Optical Spectrum Analyzers
An optical spectrum analyzer uses reflective and/or refractive techniques to separate out the wavelengths of light. An electro-optical detector is used to measure the intensity of the light, which is then normally displayed on a screen in a similar manner to a radio- or audio-frequency spectrum analyser.
The input to an optical spectrum analyzer may be simply via an aperture in the instrument’s case, an optical fiber or an optical connector to which a fiber-optic cable can be attached.
Different techniques exist for separating out the wavelengths. One method is to use a monochromator, for example a Czerny-Turner design, with an optical detector placed at the output slit. As the grating in the monochromator moves, bands of different frequencies (colors) are ‘seen’ by the detector, and the resulting signal can then be plotted on a display.

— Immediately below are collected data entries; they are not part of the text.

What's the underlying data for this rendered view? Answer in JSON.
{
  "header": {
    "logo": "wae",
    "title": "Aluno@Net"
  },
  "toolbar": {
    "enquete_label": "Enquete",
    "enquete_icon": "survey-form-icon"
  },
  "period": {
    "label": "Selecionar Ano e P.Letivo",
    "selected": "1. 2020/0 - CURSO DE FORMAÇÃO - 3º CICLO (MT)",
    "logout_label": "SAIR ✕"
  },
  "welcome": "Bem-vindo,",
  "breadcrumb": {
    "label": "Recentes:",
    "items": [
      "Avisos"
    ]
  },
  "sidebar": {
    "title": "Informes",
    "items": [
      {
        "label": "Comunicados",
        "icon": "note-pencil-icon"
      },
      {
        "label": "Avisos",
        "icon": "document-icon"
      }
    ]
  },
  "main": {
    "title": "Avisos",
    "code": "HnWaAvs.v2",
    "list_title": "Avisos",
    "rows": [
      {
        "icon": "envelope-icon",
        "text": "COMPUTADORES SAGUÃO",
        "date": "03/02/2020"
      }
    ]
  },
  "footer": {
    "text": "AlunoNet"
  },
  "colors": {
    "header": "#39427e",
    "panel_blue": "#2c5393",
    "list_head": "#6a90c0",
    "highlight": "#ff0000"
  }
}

The frequency response of optical spectrum analyzers tends to be relatively limited, e.g. 1600 – 800 nm (near-infrared to red), depending on the intended purpose, although (somewhat) wider-bandwidth general purpose instruments are available.
By analyzing the spectra of electrical signals, dominant frequency, power, distortion, harmonics, bandwidth, and other spectral components of a signal can be observed that are not easily detectable in time domain waveforms. These parameters are useful in the characterization of electronic devices, such as wireless transmitters.